Michelin meals compare well to seat at the opera - Restaurants - Going Out - Evening Standard
       

Michelin meals compare well to seat at the opera

When any restaurant guide launches, it is as well if it has a shock-horror story or statistic.

The not very surprising claim revealed in the Zagat Survey 2008 that London is the world's most expensive city for eating out has guaranteed coverage in every national newspaper.

London is probably the most expensive city in many other respects, such as Tube fares, Levi jeans and property prices, but paying for food has always stuck in the craw of the British. There is a lingering feeling that food should really be on the NHS.

Running a London restaurant is by not a sure-fire way to make a fortune, or even a living.

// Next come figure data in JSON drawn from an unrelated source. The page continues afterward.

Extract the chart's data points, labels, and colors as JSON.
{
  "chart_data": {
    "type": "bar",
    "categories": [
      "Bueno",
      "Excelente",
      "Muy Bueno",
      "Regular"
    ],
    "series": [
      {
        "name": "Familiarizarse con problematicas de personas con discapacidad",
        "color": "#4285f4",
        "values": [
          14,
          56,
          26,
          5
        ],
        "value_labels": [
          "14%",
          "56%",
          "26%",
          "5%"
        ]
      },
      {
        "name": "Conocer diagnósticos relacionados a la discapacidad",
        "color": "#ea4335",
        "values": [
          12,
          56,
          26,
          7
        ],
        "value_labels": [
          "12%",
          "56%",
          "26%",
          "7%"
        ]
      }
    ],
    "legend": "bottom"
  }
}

Rents, rates and staff costs are high - as they are for all businesses - and a restaurant deals in a perishable product with a volatile customer base. In a small establishment a no-show of a table booked for six can make the difference between profit and loss.

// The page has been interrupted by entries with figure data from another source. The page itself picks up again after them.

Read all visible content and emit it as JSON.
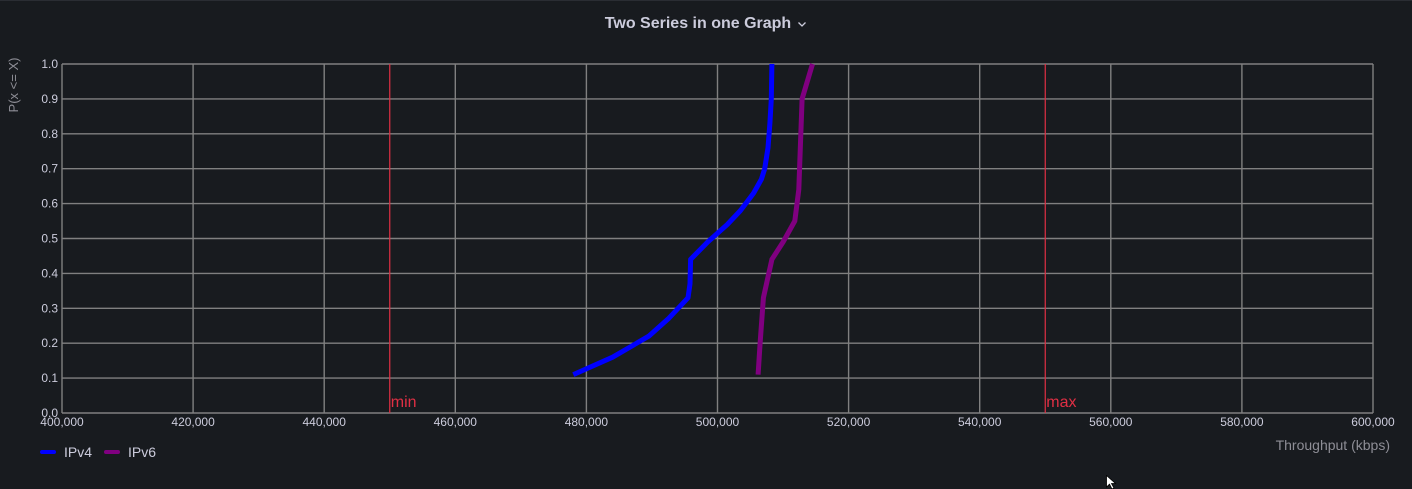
{
  "panel": {
    "title": "Two Series in one Graph",
    "chevron_icon": "chevron-down-icon"
  },
  "colors": {
    "background": "#181b1f",
    "grid": "#808080",
    "tick_text": "#ccccdc",
    "threshold": "#e02f44",
    "ipv4": "#0000ff",
    "ipv6": "#800080"
  },
  "chart_data": {
    "type": "line",
    "title": "Two Series in one Graph",
    "xlabel": "Throughput (kbps)",
    "ylabel": "P(x <= X)",
    "xlim": [
      400000,
      600000
    ],
    "ylim": [
      0,
      1
    ],
    "grid": true,
    "legend_position": "bottom-left",
    "x_ticks": [
      400000,
      420000,
      440000,
      460000,
      480000,
      500000,
      520000,
      540000,
      560000,
      580000,
      600000
    ],
    "x_tick_labels": [
      "400,000",
      "420,000",
      "440,000",
      "460,000",
      "480,000",
      "500,000",
      "520,000",
      "540,000",
      "560,000",
      "580,000",
      "600,000"
    ],
    "y_ticks": [
      0,
      0.1,
      0.2,
      0.3,
      0.4,
      0.5,
      0.6,
      0.7,
      0.8,
      0.9,
      1.0
    ],
    "y_tick_labels": [
      "0.0",
      "0.1",
      "0.2",
      "0.3",
      "0.4",
      "0.5",
      "0.6",
      "0.7",
      "0.8",
      "0.9",
      "1.0"
    ],
    "thresholds": [
      {
        "label": "min",
        "x": 450000
      },
      {
        "label": "max",
        "x": 550000
      }
    ],
    "series": [
      {
        "name": "IPv4",
        "color": "#0000ff",
        "points": [
          [
            478000,
            0.11
          ],
          [
            484000,
            0.16
          ],
          [
            489500,
            0.22
          ],
          [
            492500,
            0.27
          ],
          [
            495500,
            0.33
          ],
          [
            495800,
            0.37
          ],
          [
            495900,
            0.44
          ],
          [
            498500,
            0.49
          ],
          [
            501500,
            0.54
          ],
          [
            503500,
            0.58
          ],
          [
            505500,
            0.63
          ],
          [
            506700,
            0.67
          ],
          [
            507200,
            0.7
          ],
          [
            507700,
            0.76
          ],
          [
            508000,
            0.83
          ],
          [
            508200,
            0.9
          ],
          [
            508300,
            1.0
          ]
        ]
      },
      {
        "name": "IPv6",
        "color": "#800080",
        "points": [
          [
            506200,
            0.11
          ],
          [
            506500,
            0.2
          ],
          [
            507000,
            0.33
          ],
          [
            508300,
            0.44
          ],
          [
            510000,
            0.49
          ],
          [
            511800,
            0.55
          ],
          [
            512400,
            0.64
          ],
          [
            512700,
            0.79
          ],
          [
            512900,
            0.9
          ],
          [
            514500,
            1.0
          ]
        ]
      }
    ]
  }
}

Tim and Nina Zagat, creators of the Zagat Surveys, come at the subject from an American perspective, with a weak dollar.

There were 5,336 respondents to the survey in a city of about eight million, many Americans. This puts a certain spin on the outcome. As Zagat himself concedes, there is good value to be found in London if you explore family-run places, gastropubs and ethnic restaurants.

These fall into a category that he calls Better Alternative To Home, where, he adds, rather disingenuously, preparing a meal is "an inefficient way of eating". Well, only if you have a retinue of staff and always factor in fresh flowers and laundry costs.

Good value can come at any price. If you want a three-star Michelin meal with all the bells and whistles and you like ingredients such as foie gras, truffles, lobster and turbot - and respond well to unctuous service - then dinner at Gordon Ramsay Royal Hospital Road at £107 seems a pretty fair deal. This price compares well with a good seat at the opera.

If the thought of that doesn't float your boat, there are plenty of alternatives. There is a new style of restaurant, exemplified by Great Queen Street in Covent Garden, where the chefs butcher their own meat, change the menu at each meal, cook only seasonal and preferably local ingredients and the owners haven't spent a fortune on interior design.

I know which experience I prefer and it comes at about £36. It would be less if the Zagat definition of the average cost a meal - with one drink and service - was adhered to. Whoever has only one drink?